The Right Kind of “Office Politics”
September 19, 2016
A friend of mine recently started a new job. At lunch that first day she brought up the election and her co-workers looked at her sideways. That was how she learned that talking about politics at this workplace was just not done. So, she saved her political conversations for outside of the office and kept to “safe topics” – sports, family, and weekend plans – at lunch from then on.
My friend’s experience got me thinking about my own experiences of talking politics in the office. Whereas she was working in the for-profit sector, I have spent nearly my whole career in the nonprofit sector and have had many conversations with work colleagues about current political issues, elections, and candidates.
Was the contrast between our two experiences simply because we worked in different sectors? Whether or not that was the reason, other questions had also started to take shape for me: do any workplaces encourage conversations about politics? Should they? Are there any common policies in place?
The Society for Human Resource Management (SHRM) is asking these same questions. They released their 2016 Policies on Politics in the Workplace survey in June, which sheds some light on how their members handle politics in the office.
It found that, in most organizations, talking about politics is discouraged – even though it is a protected activity according to the National Labor Relations Board. Only 4% of the organizations surveyed encouraged political activities, which includes activities in support of, or against, a political party, candidate, group/association, or agenda.
It makes sense that organizations don’t want to be encouraging their employees to have discussions that might lead to a heated argument. And in the case of nonprofit organizations, they can’t risk the perception that they are supporting or opposing a political candidate and jeopardize their tax-exempt status. But our democracy relies on informed citizens who vote and also requires us to understand and be able to handle different points of view. Given that we spend so much time at work with other people, it seems a natural place to have conversations about politics.
So what can workplaces do to support our democracy and voting while still remaining impartial to employee’s preferences? Here are some steps that managers can take to create the right kind of “office politics”:
- Develop written policies that can reduce the abrasive aspects of discussing politics in the office and encourage more collaborative and thoughtful discussions. For example, policies that prohibit employees from representing their organization while campaigning, donating, or endorsing candidates, from discussing politics in a disruptive way with co-workers, and from wearing or displaying campaign paraphernalia at work. One way to encourage more collaborative and thoughtful discussions is to have a respectful workplace policy that includes definitions of acceptable behavior, such as questioning a peer’s position on an issue politely – rather than asserting your position is the right one – and listening to your peer’s position with an open mind. For additional examples of policies, see pages 9 and 10 of the SHRM survey results.

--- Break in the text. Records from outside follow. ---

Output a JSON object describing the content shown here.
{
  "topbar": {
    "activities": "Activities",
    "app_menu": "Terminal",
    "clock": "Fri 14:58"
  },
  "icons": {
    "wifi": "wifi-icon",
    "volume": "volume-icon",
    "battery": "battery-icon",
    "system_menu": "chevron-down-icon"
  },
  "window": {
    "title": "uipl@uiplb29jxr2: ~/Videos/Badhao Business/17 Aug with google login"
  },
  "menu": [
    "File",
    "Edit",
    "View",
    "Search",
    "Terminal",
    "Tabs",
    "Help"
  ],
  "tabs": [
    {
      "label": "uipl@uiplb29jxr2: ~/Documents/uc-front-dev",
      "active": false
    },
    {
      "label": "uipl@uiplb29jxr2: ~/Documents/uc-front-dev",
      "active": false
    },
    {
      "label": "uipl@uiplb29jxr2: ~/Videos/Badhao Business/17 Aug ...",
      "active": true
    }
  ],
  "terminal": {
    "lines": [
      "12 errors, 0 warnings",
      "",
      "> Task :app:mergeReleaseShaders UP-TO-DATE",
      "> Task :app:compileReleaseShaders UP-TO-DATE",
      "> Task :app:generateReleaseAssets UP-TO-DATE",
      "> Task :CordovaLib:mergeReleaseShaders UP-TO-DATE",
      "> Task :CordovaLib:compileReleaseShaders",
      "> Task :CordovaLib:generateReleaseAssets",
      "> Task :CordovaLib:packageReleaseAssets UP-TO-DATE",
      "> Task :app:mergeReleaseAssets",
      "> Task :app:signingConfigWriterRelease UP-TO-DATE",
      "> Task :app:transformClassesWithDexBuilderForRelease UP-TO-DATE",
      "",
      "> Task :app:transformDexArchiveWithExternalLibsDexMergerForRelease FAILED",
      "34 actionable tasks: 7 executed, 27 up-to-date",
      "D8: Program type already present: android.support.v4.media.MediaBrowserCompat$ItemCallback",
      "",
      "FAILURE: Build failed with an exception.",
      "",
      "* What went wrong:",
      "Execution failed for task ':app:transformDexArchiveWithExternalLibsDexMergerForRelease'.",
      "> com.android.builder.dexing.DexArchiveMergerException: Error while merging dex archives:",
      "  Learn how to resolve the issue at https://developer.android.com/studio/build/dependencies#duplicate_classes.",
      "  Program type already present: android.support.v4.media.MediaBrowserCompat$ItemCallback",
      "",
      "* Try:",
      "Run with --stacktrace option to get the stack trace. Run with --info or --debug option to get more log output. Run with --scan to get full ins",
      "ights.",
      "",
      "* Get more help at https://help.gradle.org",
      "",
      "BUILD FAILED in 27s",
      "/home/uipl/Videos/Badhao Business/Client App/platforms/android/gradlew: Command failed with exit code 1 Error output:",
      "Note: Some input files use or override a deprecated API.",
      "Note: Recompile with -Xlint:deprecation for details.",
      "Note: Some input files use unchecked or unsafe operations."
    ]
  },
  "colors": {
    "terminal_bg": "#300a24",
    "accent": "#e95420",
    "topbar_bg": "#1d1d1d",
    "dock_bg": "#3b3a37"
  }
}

- Allow employees to take unpaid time off to vote and remind all staff near Election day they can take time off to vote. And, if you can, let people take paid time off to vote. Taking actions that encourage employees to vote is not common, however, allowing people to take time off to vote is. While 77% of SHRM survey respondents do not encourage people to vote, 86% do allow time off to vote. This is because many states, including New York State, mandate that organizations allow their employees time off of work to vote. Your organization can go even further and provide information to employees on voter registration, voting locations, and times.
- If you are a nonprofit, find out if any of your funding contracts require your organization to offer voter registration forms to the public. New York City now requires 26 government agencies and their subcontractors who interact with the public to make voter registration forms available. Other cities have similar policies in place.